Si c’est un rejet il devra faire appel. Depuis son entretien avec l’EASO sa vulnérabilité a été reconnue par la psychologue, elle peut être prise en considération lors de l’appel. Lors de l’entretien il croyait que sa petite sœur était en vie. Il n’a pas mentionné son décès à l’EASO, non par calcul mais parce qu’il n’y a pas pensé. D’un côté cette perte l’a manifestement rendu plus vulnérable encore, de l’autre il n’y a plus personne qui le cherche quelque part en Europe, ce peut être une bonne raison de le renvoyer en Guinée.

Gloire a une passion pour les pays scandinaves. Il a voyagé sur les cartes au Danemark, en Suède, en Finlande, il rêve de connaître Helsinki. Il aimerait pouvoir aller travailler en France, mais comment ? Le regroupement familial, strictement limité à la famille nucléaire, ne lui est pas ouvert.

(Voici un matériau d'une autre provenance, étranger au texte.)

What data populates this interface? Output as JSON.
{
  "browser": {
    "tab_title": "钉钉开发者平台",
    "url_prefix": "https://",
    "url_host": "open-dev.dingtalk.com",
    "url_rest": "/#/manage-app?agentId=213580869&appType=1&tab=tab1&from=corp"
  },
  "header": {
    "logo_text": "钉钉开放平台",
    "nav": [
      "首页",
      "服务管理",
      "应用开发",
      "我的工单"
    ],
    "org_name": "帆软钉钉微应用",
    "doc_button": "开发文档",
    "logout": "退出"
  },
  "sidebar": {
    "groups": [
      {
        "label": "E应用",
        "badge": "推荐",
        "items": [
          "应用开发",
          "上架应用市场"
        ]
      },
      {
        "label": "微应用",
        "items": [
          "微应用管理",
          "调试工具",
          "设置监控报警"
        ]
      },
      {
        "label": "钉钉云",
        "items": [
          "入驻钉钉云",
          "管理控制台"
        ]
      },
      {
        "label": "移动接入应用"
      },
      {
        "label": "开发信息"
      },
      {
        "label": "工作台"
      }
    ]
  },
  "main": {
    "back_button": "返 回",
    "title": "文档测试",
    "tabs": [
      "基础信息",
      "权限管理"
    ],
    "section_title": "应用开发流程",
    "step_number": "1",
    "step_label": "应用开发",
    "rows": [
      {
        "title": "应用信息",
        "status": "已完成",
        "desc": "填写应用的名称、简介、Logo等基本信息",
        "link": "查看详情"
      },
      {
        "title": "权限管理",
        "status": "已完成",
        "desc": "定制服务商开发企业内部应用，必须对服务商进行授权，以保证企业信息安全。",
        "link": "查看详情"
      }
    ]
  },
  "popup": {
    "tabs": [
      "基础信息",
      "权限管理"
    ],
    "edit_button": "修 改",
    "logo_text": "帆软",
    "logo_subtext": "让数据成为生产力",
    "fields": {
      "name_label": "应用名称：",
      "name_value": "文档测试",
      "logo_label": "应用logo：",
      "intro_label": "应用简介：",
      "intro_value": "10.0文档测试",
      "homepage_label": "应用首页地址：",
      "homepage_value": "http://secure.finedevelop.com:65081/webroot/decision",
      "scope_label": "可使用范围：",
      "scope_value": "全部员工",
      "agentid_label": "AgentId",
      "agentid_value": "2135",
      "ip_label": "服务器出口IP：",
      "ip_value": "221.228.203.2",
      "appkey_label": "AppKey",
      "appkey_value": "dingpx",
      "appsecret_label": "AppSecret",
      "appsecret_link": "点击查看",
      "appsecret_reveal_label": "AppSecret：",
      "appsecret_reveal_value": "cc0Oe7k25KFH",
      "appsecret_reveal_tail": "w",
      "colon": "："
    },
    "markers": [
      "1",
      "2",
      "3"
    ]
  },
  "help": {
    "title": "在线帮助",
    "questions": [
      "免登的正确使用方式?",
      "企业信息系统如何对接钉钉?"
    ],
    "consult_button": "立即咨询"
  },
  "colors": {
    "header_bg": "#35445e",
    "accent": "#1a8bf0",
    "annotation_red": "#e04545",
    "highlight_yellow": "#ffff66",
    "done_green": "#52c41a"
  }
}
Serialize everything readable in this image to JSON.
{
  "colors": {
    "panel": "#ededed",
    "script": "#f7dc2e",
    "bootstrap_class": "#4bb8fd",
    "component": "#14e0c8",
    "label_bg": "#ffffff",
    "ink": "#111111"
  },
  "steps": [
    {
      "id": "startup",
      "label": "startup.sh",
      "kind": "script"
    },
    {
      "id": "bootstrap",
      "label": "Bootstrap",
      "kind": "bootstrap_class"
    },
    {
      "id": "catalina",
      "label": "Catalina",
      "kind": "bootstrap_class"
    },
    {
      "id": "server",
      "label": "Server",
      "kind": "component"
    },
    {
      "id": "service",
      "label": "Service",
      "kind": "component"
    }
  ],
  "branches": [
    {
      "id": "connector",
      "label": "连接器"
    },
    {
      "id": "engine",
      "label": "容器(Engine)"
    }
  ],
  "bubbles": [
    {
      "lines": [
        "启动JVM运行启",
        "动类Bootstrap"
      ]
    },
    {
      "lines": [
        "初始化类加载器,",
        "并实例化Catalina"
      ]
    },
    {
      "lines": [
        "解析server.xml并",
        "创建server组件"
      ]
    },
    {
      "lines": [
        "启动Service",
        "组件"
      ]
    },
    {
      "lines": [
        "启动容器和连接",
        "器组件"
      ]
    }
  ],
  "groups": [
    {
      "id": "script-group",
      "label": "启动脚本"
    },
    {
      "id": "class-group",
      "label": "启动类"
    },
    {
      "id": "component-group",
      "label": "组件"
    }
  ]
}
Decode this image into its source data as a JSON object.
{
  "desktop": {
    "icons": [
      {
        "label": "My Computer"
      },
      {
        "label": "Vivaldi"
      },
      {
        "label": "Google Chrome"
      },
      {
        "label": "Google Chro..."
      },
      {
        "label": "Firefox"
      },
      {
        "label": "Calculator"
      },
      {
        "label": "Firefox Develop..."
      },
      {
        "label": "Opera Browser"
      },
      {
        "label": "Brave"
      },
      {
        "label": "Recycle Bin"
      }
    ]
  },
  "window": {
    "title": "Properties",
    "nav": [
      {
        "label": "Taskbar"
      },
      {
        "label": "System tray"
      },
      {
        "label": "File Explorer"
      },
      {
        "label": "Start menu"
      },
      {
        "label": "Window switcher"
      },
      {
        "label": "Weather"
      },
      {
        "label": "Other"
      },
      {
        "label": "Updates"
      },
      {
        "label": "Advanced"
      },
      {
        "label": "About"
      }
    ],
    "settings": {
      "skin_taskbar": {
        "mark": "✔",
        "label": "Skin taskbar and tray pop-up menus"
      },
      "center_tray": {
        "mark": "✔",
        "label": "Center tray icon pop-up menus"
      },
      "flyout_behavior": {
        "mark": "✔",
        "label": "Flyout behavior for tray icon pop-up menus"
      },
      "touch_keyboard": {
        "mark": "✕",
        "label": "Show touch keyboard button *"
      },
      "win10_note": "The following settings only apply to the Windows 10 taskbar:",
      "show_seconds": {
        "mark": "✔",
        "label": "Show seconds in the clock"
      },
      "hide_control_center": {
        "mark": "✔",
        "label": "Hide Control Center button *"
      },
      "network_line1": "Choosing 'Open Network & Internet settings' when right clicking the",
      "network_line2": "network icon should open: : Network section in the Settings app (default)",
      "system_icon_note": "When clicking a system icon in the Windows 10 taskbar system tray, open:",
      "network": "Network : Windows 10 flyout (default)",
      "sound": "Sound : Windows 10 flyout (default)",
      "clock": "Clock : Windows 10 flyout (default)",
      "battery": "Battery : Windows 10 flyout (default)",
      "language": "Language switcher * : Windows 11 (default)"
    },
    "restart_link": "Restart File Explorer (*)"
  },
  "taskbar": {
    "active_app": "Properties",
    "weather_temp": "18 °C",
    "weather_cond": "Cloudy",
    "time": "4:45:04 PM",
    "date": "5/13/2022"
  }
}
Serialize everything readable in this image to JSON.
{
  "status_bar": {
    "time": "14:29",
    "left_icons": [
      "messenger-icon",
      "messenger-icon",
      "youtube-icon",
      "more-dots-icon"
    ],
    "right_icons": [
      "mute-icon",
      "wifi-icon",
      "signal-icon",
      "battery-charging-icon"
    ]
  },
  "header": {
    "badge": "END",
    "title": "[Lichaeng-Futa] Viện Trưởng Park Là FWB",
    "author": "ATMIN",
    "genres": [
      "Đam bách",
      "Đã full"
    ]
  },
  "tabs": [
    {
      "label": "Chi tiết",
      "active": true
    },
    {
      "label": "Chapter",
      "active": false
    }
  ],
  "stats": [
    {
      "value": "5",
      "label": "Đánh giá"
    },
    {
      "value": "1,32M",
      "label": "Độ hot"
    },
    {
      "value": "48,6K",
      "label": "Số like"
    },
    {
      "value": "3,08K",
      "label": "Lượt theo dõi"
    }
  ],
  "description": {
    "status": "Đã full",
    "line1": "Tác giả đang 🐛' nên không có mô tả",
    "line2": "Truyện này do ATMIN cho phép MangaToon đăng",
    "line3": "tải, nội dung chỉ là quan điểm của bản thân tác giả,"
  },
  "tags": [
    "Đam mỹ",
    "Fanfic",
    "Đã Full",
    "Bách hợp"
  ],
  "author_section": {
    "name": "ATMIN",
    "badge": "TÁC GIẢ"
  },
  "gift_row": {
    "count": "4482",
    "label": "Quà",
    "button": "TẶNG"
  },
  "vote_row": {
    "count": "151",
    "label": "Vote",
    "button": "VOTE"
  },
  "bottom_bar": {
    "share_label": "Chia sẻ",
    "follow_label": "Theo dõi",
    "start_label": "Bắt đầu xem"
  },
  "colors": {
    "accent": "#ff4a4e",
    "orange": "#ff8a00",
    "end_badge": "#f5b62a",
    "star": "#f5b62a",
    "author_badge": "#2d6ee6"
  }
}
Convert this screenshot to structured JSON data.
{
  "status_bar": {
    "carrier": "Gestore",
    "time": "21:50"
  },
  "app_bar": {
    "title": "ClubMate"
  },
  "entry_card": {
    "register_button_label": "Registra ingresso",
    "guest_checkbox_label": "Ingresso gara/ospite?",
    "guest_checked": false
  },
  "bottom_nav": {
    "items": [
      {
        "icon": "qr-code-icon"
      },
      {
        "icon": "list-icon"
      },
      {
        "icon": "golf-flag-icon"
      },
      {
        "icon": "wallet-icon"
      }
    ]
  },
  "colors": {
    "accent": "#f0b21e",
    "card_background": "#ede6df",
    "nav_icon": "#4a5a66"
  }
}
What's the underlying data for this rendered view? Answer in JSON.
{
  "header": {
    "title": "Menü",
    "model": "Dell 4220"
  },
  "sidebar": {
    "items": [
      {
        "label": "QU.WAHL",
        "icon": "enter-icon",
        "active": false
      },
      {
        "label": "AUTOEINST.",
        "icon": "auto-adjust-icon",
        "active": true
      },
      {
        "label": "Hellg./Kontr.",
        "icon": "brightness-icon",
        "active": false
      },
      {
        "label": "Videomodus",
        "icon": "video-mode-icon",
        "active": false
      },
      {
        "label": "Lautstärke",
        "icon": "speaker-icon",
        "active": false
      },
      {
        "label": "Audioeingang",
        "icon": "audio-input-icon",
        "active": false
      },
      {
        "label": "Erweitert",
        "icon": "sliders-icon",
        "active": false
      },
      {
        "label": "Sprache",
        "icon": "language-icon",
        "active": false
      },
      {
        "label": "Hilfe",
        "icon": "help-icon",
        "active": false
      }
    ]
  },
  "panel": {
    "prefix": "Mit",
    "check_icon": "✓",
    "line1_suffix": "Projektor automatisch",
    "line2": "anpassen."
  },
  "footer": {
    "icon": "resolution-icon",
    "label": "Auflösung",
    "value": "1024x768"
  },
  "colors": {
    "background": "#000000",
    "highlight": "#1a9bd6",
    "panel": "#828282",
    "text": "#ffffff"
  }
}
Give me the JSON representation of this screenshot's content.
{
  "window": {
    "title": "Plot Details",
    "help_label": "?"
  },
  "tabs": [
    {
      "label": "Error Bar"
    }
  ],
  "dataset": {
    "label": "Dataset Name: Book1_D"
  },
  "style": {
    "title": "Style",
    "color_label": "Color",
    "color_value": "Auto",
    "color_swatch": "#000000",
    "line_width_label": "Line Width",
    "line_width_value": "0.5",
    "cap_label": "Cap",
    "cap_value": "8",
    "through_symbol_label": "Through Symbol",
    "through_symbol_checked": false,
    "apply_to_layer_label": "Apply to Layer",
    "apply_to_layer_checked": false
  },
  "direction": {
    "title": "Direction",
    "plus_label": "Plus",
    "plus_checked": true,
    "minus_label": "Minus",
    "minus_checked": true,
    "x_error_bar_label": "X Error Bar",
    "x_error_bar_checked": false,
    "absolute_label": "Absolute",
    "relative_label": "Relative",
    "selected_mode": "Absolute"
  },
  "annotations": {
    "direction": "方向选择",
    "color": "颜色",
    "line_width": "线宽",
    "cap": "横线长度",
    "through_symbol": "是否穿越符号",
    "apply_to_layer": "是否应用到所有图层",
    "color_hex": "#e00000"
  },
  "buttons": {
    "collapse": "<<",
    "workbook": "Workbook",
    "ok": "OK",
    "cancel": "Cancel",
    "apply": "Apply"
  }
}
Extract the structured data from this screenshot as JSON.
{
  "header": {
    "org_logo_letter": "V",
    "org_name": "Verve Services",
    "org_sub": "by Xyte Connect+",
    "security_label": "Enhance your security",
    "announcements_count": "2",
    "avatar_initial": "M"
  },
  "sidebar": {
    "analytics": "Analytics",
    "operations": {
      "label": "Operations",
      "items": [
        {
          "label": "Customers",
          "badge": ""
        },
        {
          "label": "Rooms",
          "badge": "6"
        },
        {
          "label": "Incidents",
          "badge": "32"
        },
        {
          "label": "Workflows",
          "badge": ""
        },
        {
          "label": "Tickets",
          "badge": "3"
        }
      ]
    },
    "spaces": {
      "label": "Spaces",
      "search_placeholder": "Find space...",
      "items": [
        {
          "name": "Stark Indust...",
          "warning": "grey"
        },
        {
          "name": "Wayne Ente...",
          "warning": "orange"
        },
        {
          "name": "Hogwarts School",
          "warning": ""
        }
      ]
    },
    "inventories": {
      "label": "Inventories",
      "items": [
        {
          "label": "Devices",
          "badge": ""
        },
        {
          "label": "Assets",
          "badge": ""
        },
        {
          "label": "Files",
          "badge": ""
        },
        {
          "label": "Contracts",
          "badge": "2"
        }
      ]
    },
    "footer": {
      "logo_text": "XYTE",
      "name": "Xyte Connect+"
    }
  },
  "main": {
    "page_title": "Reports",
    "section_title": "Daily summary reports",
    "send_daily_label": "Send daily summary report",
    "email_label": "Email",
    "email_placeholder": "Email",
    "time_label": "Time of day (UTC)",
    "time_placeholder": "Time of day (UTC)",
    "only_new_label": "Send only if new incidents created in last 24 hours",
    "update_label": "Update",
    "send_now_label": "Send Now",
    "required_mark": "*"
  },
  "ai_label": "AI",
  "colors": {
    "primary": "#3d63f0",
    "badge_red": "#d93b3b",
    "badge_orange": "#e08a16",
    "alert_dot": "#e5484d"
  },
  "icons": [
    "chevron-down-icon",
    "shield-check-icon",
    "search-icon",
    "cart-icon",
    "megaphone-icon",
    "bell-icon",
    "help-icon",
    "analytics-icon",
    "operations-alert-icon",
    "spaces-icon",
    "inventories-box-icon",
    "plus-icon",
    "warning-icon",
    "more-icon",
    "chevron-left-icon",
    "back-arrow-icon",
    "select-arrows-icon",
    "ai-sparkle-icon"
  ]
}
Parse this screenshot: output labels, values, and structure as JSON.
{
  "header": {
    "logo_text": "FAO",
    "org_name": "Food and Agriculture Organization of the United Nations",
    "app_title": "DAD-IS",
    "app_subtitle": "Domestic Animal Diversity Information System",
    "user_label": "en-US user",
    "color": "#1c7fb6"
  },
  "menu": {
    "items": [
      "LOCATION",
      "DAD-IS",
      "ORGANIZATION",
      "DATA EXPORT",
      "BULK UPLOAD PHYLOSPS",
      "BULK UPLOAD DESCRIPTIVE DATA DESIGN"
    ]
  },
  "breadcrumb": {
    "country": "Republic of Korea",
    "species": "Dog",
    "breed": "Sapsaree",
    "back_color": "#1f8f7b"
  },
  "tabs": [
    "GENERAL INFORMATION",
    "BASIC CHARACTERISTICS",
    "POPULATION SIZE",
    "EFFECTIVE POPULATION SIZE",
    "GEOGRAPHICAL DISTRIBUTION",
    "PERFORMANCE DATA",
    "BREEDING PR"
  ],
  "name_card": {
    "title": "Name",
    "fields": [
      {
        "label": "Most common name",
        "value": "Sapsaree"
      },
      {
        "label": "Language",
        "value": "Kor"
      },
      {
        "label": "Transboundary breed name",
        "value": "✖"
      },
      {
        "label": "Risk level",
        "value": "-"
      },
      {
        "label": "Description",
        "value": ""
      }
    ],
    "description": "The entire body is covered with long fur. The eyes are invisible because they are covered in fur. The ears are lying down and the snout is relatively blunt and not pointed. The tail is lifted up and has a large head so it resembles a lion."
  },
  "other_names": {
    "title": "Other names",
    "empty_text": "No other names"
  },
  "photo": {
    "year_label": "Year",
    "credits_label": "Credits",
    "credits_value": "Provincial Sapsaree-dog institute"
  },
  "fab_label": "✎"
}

Si l’asile lui est reconnu il pourra difficilement travailler ici, dans ce pays dont il ne connaît pas la langue.

Les décisions de rejet, rarement suivies d’effet, peuvent en fin de compte constituer une opportunité pour ceux qui arrivent à reprendre la route et peut-être un jour demander l’asile dans un autre pays, dont ils maîtrisent la langue et qui offre plus de perspectives d’avenir. Je n’évoque pas ces différentes issues avec Gloire.

Finalement on se congratule pour la coupe du monde de football. Gloire me révèle un secret : il est le frère par la mère d’un des joueurs de l’équipe de France. Cela ne paraît pas totalement compatible avec la biographie du joueur ni celle de sa mère, pour ce que Google m’en a révélé, mais ce n’est pas plus invraisemblable que la vie de Gloire, et pourtant il est là en face de moi, il est toute l’humanité, criant de vérité.